Они странные. Почему у всех персонажей старушечьи лица? Почему у всех сгибаются в коленях хилые ножки?
Но нравится пышность красок, декоративность многих фигур. Временами велика и поэтическая сила. Например, Жанна в Домреми – щуплая девчурка в синем корсажике, с такой беспомощной покорностью раздвинувшая руки под отмечающим лобзанием Мадонны.
И витраж «в тюрьме». Свирепость палачей, а рядом ангел, вознесший чашу к небу, как вагнеровский Грааль, во исцеление мук, и Мадонна, целующая чело страдалицы.
На витраже костра его желтое пламя переходит в сияние мира горнего, которого сверхъестественные сонмы раскрывают объятия героине, отвергнутой коричневой землею.
* * *
Иду через Луару. Она почему-то разлилась и бурлит. Безмолвно, но тревожно носятся чайки. Посредине реки торчат из воды верхушки дерев.
Оглядываюсь. Орлеан. Красиво. Но не так узорно и остроконечно, как на обратной стороне знаменитого знамени, подаренного городу Франциском I и будто бы писанного Леонардо.
На той стороне чудная «Жанна Наполеона».
Это Гра 12 отлил ее по приказу первого консула. Ее головной убор с перьями похож на тогдашние моды. Но она с перьями и на самом старом портрете.
Но какая прелесть! Еще не отзвучали народные войны, еще не перешли они окончательно в войны Первой империи 13
Какая пластичность, чистота линий!
Спереди она почти покойна, полно величавой энергии прекрасное лицо. Сбоку ее движение стремительно, порыв великолепен.

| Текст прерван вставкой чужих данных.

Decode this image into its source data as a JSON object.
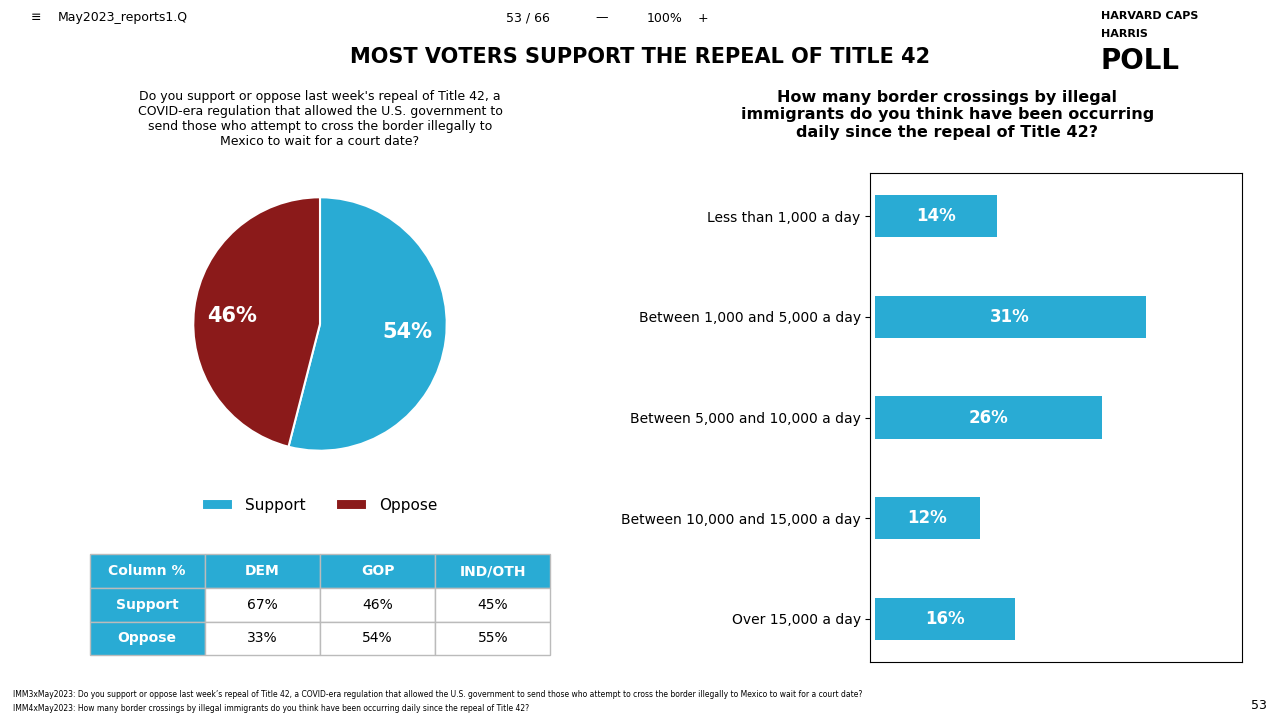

Барельефам далеко до искусства Дюбрея. Но они хороши. И совсем другого духа.
У Дюбрея Жанна бросается на колени перед слабоумным Карлом VI. 14 У Гра он поднялся с трона и, расслабленный, тянется к мощной руке посланницы народа.
У Дюбрея Жанна, сгорая, целует благоговейно крест. У Гра солдаты вокруг костра едва сдерживают негодующую, плачущую толпу. Жанна отвернулась, гордая посреди пламени и дыма, от монахов и епископа.
Есть еще конная Жанна Весля, и экстатическая, колоссальная Жанна на шпиле красивой церкви Сан-Марсо.
А перед «Отель де Виль» бронзовая статуя, отлитая Марией, 15 дочерью Людовика Филиппа.
Чудесно кроткое лицо, обрамленное короткими волосами, и задумчивая сосредоточенность позы.
Чтобы восполнить свою мысль, принцесса Мария изобразила Жанну полной жалостью и скорбью: она салютует мечом первому трупу врага!
Жанна – как ее приняла женщина.
Почему я с таким интересом всматриваюсь во все отражения Девы Орлеанской?
Потому что Жанна д'Арк – французская Паллада. Воплощение войны народной, освободительной, оборонительной, гуманной. Когда старичок сторож показывал мне каменные ядра ее эпохи, он сказал: «О! Они не разрывались, как нынешние. Теперь война совсем не та!».
«Киевская мысль», 29 декабря 1914 г.
Год 1915
О «тевтонской» отраве *Базисом французского национализма, говоря объективно, являлся демографический феномен приостановки роста французского населения. Этот феномен не мог не сопровождаться приливом во Францию иностранного элемента. Во всех слоях населения давление иностранцев делалось все более и более заметным. Они нужны были для того, чтобы заполнить образующиеся от несоответствия роста культурно-экономической жизни и роста населения пробелы. Но в то же время они являлись нежеланным конкурентом.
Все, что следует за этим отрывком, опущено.